On the back of these issues, gold in the international markets has given returns to the tune of 16 percent on a year-to-date basis as against silver, which has provided returns of only around 2.4 percent in the same period. Silver had initially outperformed gold during the year but being an industrial metal, it succumbed to the downside pressure, taking cues from decline in base metals.

During the year, the yellow metal also increased on the back of dollar weakness, which has slumped by more than 2 percent on a year-to-date basis. In the first-half of the year, a large part of the rally was driven on account of geo-political tensions in the Middle East and North Africa region, which had boosted crude oil prices; thus, supporting gold not only from the safe-haven perspective but also as an inflation-hedge tool.

In the current scenario, prices are driven by the rising European economic concerns as the world markets witness rise in risk aversion as investors move away from riskier and higher-yielding investment assets.

How do you perceive gold as a monetary option? Will the rally continue?

Gold prices have risen steadily in the last two decades from an average of $383/oz in 1990 to the current level of over $1600/oz, an indication of the appeal the yellow metal carries. There are not many asset classes that can match this record. It has been gaining importance as a monetary asset – gold has been increasingly being used as collateral in financial transactions, along with or replacing other high quality assets such as government debt.

Although gold is expected to trade with a positive bias in the short-term and the long-term, we do not expect an unprecedented rally as prices have already increased very sharply.
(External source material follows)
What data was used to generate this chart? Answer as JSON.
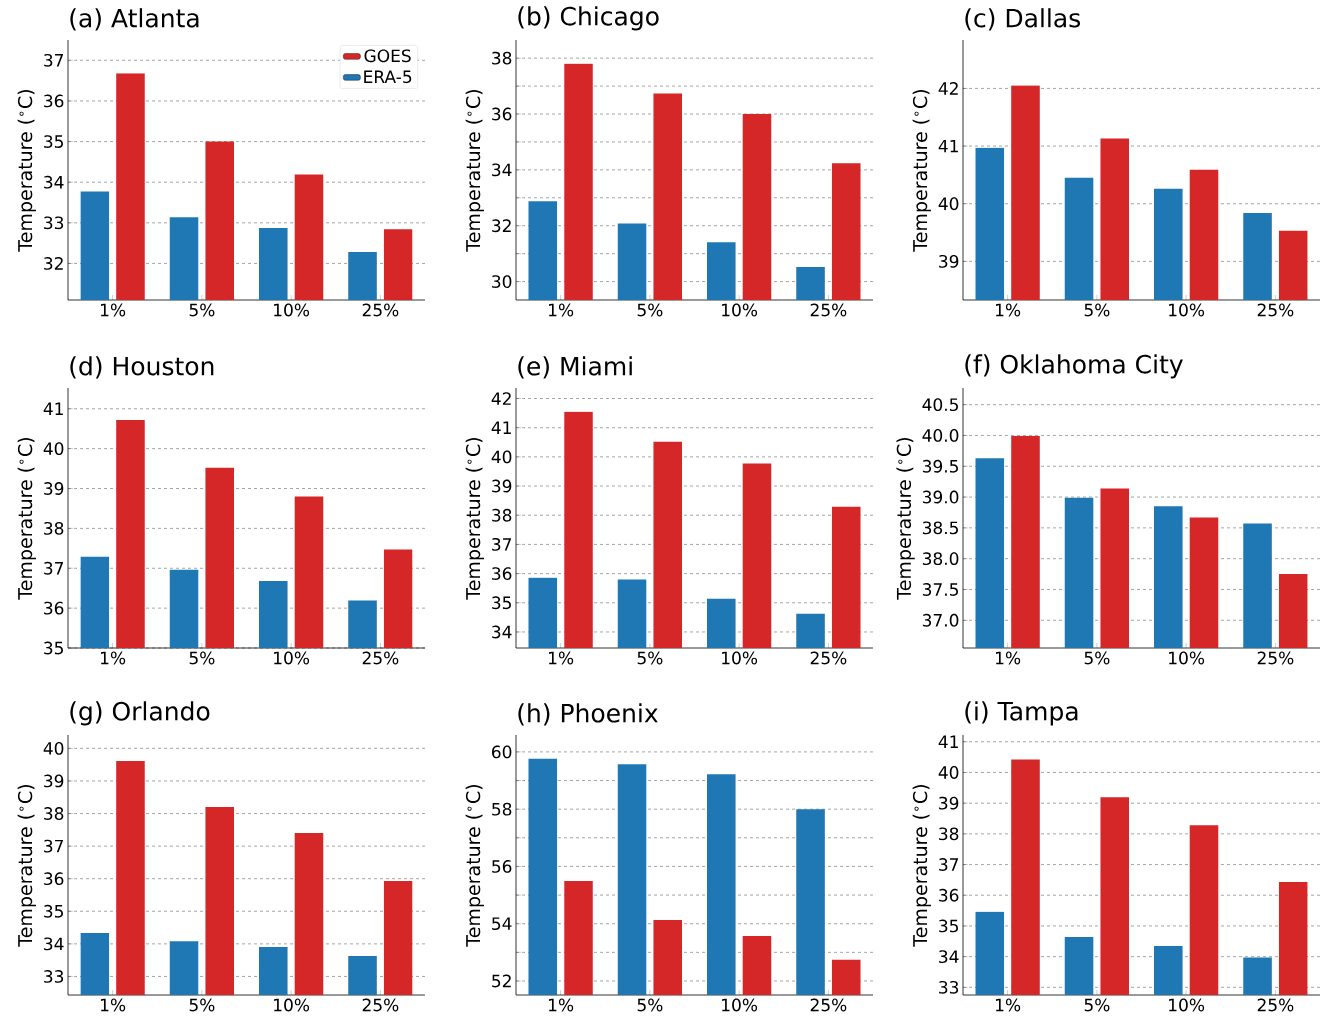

Rather, we expect a consolidation in prices from the short to medium-term perspective.

What are the short, medium and long term support and resistance of the yellow metal?

Gold Short Term - Sideways
S1 – $1627 / 26000 S2 - $1601/25600
R1 – $1678 / 26900 R2 - $1702 / 27300
Gold Medium Term - Sideways
S1 – $1627 / 26000 S2 – $1570 / 25100
R1 - $1690 / 27000 R2 - $1730 / 27700
Gold Long Term - Up
S1 – $1450 / 23200 S2 – $1300 / 20800
R1 - $1850 / 29600 R2 - $2080 / 33200

What is the correct level of buying?

From a short-term perspective, we recommend buying in gold around levels of Rs 26,000/10 gram, as it is a crucial psychological mark and prices could take strong support around these levels.

How much should one invest in gold as a part of portfolio?

For an investor with a low to moderate risk appetite and tolerance level, gold investment in his/her portfolio can account for 10-15 percent. On the other hand, for an investor with high risk appetite and tolerance level, investment in gold can be around 5-8 percent as such investors would largely concentrate their investments towards equities, equity mutual funds and other asset classes like real estate.

Should one invest in gold mining fund, ETF or jewellery?

Depending on one’s risk appetite, one should plan their investments in precious metals. In case an investor is looking at gold investment from a long-term perspective, then one should buy physical gold. Whether in the jewellery form or as a gold coin would depend on the requirement, but pure investments should be made in gold coins, which are hallmarked and can be sold at any given point in time without the loss of making charges, which will apply in the case of jewellery.

There are certain set of investors, who would want to look at gold investments without actually holding the physical metal. This trend is slowly picking up pace in India as investors understand the prospect of gold as pure investments, apart from holding it in the physical form, i.e. jewellery. ETFs help an investor to take benefit of the trend in prices, without actually holding it in the physical form and also offer ease of investments, as the trading is same like that in equities.

Will the gold bubble burst? How much correction do you see in future?

From this Diwali to the next, we feel that gold prices should consolidate around levels of $1800/oz in the international markets and around Rs28,000/10gm in the Indian markets.

But the support to sharp upside in prices will remain if economic risks worsen from here on. If policymakers are not able to control the deteriorating scenario then safe-haven demand for gold could get a boost. In that case, prices could test levels of $2000/oz in the international prices and Rs32,000/10gm in the Indian markets, given that the economic scenario worsens from the current state.